Mais l'œil ordonnait sans réplique.
—Mon père le veut!
J'obéis autant qu'il ordonna.
Pour le coup, j'avais trop descendu. La nacelle rasait les flots. Quand nous rencontrions la crête d'une lame, l'eau se précipitait en bouillonnant dans la cage d'osier, et son poids nous tirait en bas. Puis, au creux d'une autre vague, le panier se vidait en torrent, et, d'un saut brusque, nous remontions, pour être raccrochés bientôt. A chaque heurt, la nacelle virait, bondissait: mes mains déchirées s'agrippaient au bordage, aux cordages; je pendais comme un chiffon mouillé. Dans les minutes de répit, je me laissais crouler sur le plancher, résigné à mourir. Mais dès qu'une autre lame me submergeait, ma pauvre petite vie se révoltait encore, et de nouveau je me redressais, tendant la tête et les bras hors de l'eau. A peine délivré, je reperdais courage et je souhaitais la mort.
Je fis néanmoins ce qu'il fallait pour vivre. La mer s'enrageait de plus en plus sous le vent qui soufflait avec une violence croissante. Un coup de houle ayant emporté deux de nos caisses, le ballon s'enleva sensiblement, et cet heureux accident me donna l'idée de jeter à l'eau quelques objets pesants. Mais je ne pouvais les porter. J'étais épuisé de fatigue. Je ne lançais par dessus bord que des choses légères. Pourtant, à force de patience, j'allégeai la charge du ballon. Les lames ne nous atteignaient plus. Je me couchai pour attendre la mort, et je me croyais tranquille, quand l'orage éclata dans toute sa fureur. Entre la mer folle qui grondait et les nues basses qui tonnaient, mon frêle esquif d'osier fuyait obliquement.
Il ne me restait plus la force de rien craindre. A peine, je constatais les choses. A peine je m'en souviens. Ce que je me rappelle le mieux, c'est la brûlure des éclairs, dont la lueur m'entrait dans les prunelles et me zigzaguait sous le crâne. Je me cachai les yeux aux replis de mes bras; instantanément je m'endormis dans la tempête.
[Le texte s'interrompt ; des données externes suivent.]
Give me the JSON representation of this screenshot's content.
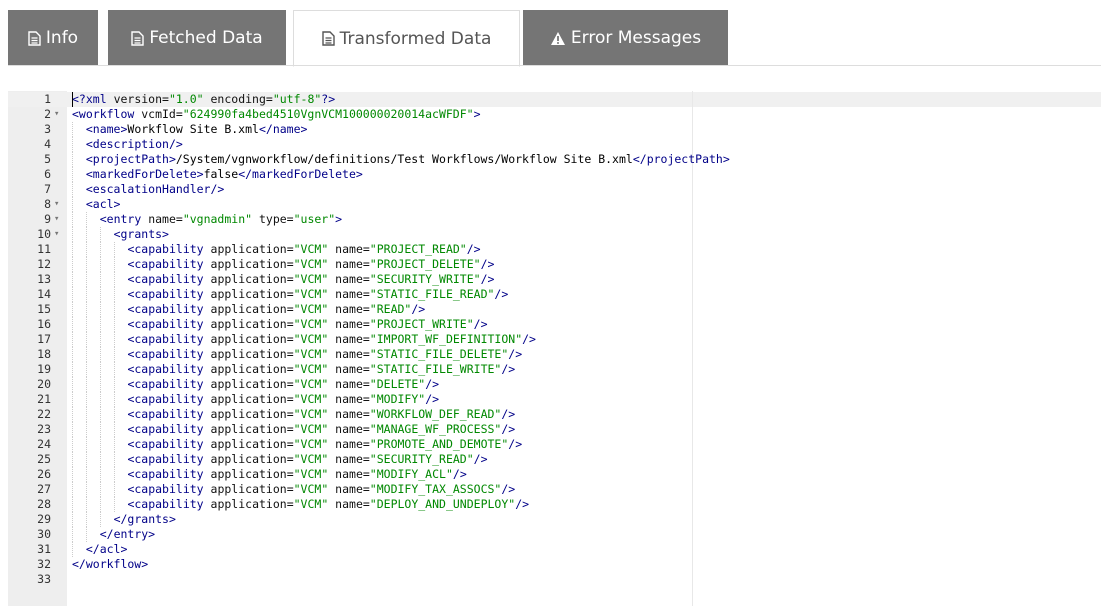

J'ai dormi pendant des heures, réveillé mille fois par les ballottements et les chocs, et me rendormant aussitôt: des rêves affreux harcelaient mon sommeil. J'ai rêvé que mon père ressuscitait pour me réveiller, et me grondait de son regard mort; il me secouait les épaules, me poussait de son poing, de son pied, et me battait pour la première fois… A la fin, je me réveillai sous les coups, et je vis le pauvre cadavre qui se sauvait après m'avoir frappé, et qui roulait sur le plancher, dans la tempête finissante, allant d'un bord à l'autre, heurtant les caisses, s'enlaçant aux filins, se ruant sur moi de nouveau et s'en retournant encore, démenant en l'air ses bras raides, ruisselant d'eau, et la face tout écorchée.
—Père, je t'en prie! Ne me touche pas! Ne me touche plus!
Il revenait et me battait. Puis il se tassa dans un coin, la tête prise entre deux caisses, et il ne bougea plus. L'orage s'apaisait. La nacelle chavira moins. Je voulus en profiter pour fuir et sauter à la mer. Mais j'en étais trop loin, et je n'osai pas. Déjà la chaleur de midi, sous les nuages dispersés, avait regonflé le ballon, et l'emportait.
L'idée de remonter là haut, avec le cadavre méchant, m'affolait d'épouvante; le bleu du ciel vide, comme un précipice à l'envers, me donnait le vertige.